Tek sorun başörtüsü mü?

  • VİNDELİK: Ben yurtdışına gittiğimde veya orada yaşamak zorunda kalsam, kendi geleneklerimi ve inançlarıma daha sıkı sarılırım. Türkiye'ye veya dini inancına ait özelliklerin terki, kimlik bunalımını da beraberinde getirecektir. Müslüman ailelerin çocuklarında alkol ve uyuştucu bağımlılığın çok az görülmesi dikkate değer bir şey. Ben çevremde yaşayan Müsmülanların dinlerine olan bağlılığı nedeniyle, artık daha dindar bir Hristiyanım.

  • ANDERE PERSPEKTİVE WAGEN: Moder tanımlanmış bir Türk kadını= Başörtüsüz kadın. Bu iki gündür tartışmalara neden olan çağrının özeti. Kadınlar kendi iradeleri ile örtünemiyor, başkalarının isteği üzerine başörtüsünü çakırtıyor. Peki bu daha nereye kadar girecek?

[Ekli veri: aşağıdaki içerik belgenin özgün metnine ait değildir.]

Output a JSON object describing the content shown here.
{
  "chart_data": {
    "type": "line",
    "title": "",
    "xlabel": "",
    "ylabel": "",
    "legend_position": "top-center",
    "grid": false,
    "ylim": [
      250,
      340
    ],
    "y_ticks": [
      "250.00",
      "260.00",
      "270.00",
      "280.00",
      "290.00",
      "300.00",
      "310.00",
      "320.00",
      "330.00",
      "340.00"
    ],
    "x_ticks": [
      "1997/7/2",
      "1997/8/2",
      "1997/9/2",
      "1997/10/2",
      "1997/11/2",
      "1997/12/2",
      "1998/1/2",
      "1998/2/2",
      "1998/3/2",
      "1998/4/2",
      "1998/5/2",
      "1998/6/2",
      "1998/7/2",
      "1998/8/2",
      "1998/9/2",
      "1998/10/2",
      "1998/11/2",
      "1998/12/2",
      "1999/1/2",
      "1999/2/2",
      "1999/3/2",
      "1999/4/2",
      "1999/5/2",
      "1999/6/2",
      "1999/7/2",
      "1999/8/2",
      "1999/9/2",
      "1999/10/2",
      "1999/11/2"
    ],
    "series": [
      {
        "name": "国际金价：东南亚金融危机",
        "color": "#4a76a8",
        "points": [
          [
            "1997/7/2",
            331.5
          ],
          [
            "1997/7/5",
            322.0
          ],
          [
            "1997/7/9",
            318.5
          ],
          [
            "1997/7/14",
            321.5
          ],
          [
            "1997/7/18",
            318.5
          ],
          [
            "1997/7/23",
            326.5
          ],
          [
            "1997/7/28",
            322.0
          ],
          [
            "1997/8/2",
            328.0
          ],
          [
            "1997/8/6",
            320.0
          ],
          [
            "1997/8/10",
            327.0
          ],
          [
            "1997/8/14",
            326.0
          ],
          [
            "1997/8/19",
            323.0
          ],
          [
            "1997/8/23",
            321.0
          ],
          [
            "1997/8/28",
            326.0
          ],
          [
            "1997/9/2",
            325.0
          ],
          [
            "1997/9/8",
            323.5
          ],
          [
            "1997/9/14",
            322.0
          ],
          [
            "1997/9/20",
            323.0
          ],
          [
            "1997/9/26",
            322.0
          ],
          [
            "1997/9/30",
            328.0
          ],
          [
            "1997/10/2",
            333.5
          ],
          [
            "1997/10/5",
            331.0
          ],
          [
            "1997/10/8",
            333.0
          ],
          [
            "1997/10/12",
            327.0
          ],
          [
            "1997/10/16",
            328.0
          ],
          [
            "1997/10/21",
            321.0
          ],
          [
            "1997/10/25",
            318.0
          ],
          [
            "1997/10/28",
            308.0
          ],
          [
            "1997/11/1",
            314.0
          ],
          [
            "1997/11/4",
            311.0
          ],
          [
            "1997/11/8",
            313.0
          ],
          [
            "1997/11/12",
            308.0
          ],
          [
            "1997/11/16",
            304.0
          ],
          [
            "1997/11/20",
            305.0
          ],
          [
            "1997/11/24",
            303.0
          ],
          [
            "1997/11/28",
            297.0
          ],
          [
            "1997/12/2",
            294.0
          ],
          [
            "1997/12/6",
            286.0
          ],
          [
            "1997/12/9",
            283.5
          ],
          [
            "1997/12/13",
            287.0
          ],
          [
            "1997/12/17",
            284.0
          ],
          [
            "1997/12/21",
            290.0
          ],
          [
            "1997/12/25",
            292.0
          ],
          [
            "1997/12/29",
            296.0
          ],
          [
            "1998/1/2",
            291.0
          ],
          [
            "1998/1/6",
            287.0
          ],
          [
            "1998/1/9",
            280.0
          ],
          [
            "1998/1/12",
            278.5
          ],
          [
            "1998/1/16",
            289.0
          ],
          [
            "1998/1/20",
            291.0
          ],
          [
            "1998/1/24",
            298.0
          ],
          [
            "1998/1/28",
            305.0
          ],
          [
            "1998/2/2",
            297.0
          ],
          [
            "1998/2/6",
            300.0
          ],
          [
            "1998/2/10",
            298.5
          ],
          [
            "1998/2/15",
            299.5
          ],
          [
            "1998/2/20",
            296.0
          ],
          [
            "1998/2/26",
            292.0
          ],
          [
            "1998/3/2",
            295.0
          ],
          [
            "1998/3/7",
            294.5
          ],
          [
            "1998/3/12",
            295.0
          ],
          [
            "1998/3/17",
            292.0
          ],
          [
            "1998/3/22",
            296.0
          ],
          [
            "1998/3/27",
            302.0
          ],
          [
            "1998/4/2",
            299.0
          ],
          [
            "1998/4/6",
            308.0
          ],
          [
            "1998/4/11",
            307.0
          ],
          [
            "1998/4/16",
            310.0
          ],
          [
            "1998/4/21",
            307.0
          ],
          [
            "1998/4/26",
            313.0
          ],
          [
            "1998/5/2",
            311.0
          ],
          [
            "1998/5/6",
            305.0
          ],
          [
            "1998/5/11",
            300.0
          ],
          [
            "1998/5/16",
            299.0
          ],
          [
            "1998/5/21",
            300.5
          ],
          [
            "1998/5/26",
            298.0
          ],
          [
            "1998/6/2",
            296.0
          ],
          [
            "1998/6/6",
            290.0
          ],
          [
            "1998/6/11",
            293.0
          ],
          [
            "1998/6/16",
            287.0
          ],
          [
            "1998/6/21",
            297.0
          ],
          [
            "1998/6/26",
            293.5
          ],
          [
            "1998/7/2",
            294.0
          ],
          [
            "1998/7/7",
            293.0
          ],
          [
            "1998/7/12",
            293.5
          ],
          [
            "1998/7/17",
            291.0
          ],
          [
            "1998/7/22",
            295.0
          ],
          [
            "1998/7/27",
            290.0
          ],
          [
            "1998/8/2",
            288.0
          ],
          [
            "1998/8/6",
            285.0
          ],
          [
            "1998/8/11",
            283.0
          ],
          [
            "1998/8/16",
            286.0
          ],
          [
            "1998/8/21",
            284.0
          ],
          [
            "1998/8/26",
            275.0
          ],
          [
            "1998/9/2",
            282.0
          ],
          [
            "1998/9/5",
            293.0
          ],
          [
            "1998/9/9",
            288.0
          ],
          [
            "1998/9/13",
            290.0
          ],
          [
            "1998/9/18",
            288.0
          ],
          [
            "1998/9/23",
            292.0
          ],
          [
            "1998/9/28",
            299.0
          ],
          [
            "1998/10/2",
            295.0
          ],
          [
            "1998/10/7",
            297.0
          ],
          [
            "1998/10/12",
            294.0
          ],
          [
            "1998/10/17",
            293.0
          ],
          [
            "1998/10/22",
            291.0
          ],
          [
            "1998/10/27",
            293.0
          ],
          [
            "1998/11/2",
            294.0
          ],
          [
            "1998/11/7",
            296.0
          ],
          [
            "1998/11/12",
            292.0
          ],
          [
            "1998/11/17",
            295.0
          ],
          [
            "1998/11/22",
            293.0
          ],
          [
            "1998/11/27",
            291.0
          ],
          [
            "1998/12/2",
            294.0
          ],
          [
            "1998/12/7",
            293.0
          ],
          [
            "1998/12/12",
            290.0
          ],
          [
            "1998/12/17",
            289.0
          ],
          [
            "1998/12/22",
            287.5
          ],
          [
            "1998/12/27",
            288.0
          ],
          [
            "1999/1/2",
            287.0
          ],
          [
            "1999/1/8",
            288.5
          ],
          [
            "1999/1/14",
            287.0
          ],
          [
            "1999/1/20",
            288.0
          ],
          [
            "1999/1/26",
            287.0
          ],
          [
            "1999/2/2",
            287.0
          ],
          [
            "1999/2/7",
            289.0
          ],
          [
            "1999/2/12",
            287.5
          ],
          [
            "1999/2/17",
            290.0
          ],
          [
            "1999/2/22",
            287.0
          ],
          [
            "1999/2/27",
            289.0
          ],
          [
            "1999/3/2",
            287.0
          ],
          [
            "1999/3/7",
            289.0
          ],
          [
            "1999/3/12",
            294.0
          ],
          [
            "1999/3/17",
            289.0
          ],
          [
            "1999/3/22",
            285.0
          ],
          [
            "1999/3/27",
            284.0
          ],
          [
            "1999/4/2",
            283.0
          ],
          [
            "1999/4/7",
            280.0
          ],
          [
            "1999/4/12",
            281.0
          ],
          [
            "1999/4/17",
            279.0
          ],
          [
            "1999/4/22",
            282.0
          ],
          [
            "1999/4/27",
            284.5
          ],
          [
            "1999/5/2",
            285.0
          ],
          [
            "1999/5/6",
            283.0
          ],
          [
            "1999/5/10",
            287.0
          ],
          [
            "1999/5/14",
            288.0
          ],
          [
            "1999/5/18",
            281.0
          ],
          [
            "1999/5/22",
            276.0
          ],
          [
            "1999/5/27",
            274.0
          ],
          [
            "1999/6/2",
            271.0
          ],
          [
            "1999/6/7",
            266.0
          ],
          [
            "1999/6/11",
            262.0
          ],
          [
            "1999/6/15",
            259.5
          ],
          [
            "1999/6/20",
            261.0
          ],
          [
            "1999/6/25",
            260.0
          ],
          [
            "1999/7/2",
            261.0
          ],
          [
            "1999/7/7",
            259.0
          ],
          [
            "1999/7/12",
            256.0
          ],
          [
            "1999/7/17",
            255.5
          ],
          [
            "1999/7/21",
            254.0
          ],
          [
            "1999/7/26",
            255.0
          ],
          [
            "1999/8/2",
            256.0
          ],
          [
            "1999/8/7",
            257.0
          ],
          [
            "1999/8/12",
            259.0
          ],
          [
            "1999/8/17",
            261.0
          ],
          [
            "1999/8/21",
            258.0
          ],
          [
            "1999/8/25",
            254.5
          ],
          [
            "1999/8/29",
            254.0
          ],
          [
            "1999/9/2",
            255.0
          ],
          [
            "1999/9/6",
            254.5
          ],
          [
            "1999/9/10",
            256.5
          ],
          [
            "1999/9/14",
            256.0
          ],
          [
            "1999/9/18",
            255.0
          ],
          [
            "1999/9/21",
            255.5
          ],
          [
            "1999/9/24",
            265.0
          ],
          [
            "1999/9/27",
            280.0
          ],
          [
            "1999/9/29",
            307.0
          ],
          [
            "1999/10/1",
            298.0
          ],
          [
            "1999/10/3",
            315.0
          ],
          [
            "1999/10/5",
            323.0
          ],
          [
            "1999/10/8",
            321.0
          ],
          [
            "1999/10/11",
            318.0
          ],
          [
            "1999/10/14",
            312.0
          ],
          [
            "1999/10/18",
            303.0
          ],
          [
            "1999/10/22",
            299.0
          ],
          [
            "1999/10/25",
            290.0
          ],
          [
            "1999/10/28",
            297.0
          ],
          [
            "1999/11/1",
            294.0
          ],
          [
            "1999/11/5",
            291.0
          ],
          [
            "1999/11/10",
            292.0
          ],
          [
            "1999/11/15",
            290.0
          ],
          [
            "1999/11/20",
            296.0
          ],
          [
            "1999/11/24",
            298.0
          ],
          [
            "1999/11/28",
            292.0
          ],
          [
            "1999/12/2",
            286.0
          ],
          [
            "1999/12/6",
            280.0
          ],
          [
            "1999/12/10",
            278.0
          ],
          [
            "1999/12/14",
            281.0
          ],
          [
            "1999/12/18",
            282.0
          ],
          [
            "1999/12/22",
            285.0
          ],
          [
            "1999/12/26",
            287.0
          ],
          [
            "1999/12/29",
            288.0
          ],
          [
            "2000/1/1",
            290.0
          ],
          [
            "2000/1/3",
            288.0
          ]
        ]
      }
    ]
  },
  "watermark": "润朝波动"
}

  • SONJA: İnsanları inandıkları bir şeyi yapmamaya zorlamak herşeyden önce insanlakları ihlalidir. Tartışmanın boyutu değiştirilmeli.

  • JAKOB: Tartışmalar amacından saptırılıyor. Eğer tartışma konusu entegrasyon ise, bunun başörtüsü ile bir ilgisi yok. Entegrasyonu sağlayan ortak unsur dildir, birbirimizi anlayamamaktır. Aynı dili konuşsak bile.

  • KLAUS: Başörtüsü benim için uzlaşılabilir bir kültür. Benim itiraz ettiğim Türklerin kollektif neden kendilerini soyutladıkları. Neden Türk kız öğrencileri, okul gezilerine gelmez, etkinliklere katılmaz.

  • YASEMİN: Başörtüsü takıp bir Alman kadar Almanca konuşan, başörtüsü takmadığı halde tek kelime Almanca konuşamayanlar var. Entegrasyon başörtüsü değildir.